While it is possible in a few strokes of the brush to characterize the Republican Party I find it impossible to do the same with the Democrat Party. While one need not look far to find a mountain of complaints directed towards Republicans in general and the Bush administration in particular it is impossible to find a mole hill of positive substance. Where do Democrats, in the main, stand on national security and foreign policy? What are the primary domestic policy initiatives that Democrats, on the whole, favor? Who, if anyone, speaks for the Democrat Party? Howard Dean? John (by the way, he served in Viet Nam) Kerry? The Daily Kos? Moveon.org? George Soros? Hillary Clinton?
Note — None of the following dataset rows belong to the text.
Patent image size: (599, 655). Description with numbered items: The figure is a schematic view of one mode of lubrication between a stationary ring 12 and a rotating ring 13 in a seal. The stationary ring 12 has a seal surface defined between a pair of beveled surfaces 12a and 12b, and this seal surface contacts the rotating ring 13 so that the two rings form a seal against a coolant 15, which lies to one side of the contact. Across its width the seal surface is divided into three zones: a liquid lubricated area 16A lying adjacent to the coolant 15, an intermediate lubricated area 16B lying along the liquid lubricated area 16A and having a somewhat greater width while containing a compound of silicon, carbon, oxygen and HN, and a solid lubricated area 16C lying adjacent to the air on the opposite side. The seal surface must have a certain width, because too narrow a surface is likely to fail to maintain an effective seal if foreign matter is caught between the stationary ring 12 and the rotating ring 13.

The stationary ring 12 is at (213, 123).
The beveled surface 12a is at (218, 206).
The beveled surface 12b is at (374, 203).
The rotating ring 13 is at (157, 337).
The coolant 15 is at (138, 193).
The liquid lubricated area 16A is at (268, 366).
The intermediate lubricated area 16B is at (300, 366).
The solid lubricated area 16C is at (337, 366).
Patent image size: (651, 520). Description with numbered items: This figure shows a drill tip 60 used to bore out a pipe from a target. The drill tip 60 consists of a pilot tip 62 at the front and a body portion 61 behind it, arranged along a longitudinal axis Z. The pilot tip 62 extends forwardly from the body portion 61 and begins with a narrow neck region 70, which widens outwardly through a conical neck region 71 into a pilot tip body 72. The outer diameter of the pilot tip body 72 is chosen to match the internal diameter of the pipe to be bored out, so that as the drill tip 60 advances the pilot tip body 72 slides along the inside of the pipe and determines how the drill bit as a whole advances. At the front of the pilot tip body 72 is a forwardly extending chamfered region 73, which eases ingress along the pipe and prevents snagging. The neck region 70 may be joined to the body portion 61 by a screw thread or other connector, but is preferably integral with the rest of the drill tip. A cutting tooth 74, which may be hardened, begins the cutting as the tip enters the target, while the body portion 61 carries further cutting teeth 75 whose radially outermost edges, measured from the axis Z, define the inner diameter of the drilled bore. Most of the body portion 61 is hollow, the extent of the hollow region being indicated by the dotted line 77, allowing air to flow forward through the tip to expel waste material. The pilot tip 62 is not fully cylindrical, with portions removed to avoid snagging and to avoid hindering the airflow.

Vagaries about doing some unspecified nice thing or things for "working families" or giving lip service to "social justice" simply will not do. Invoking class warfare isn't helpful when so many Americans have invested either directly or indirectly in the stock market in order to secure a comfortable retirement. Lot's of Democrats drive light trucks and SUVs and an energy policy aimed at punishing the owners of both is not successful party platform material.

For a successful center-left party to succeed it must have a center to anchor it in political reality and a left that pulls it no further left than the center can tolerate. Where, in the name of God, can one find a national Democrat center these days? The ever more demanding Left representing at most 20% of American voters is flourishing while the Democrat center has failed to hold. This is not a good thing because it vitiates the Democrat Party and in so doing artificially strengthens a Republican Party that needs a strong challenge to keep it focussed and honest.

The gradual erosion of the Democrat center that began in 1968 appears to be close to having run its full and catastrophic course. Like the Balrog in "The Two Towers" plummeting into a void the Democrat Party will very likely pull its adversary down with it. I do not look forward to an America governed by a corrupt and complacent Republican Party opposed by a small, leftist party of little popular appeal.

Politicians are to me almost all cut from common cloth regardless of party. They are, on the whole, easily bought if the price they must pay is that of re-election. They are no wiser or honest than the average American and in many cases much less so. The few conservative idealists who make it to Congress are soon disillusioned. Politicians on the edge and uncertain of their political futures are those most responsive to their most important constituencies. If the center of the Democrat Party loses to its Left conservatives will lose, proportionately, their influence on the Republican Party. The Republican Party will in turn lose its heart and soul.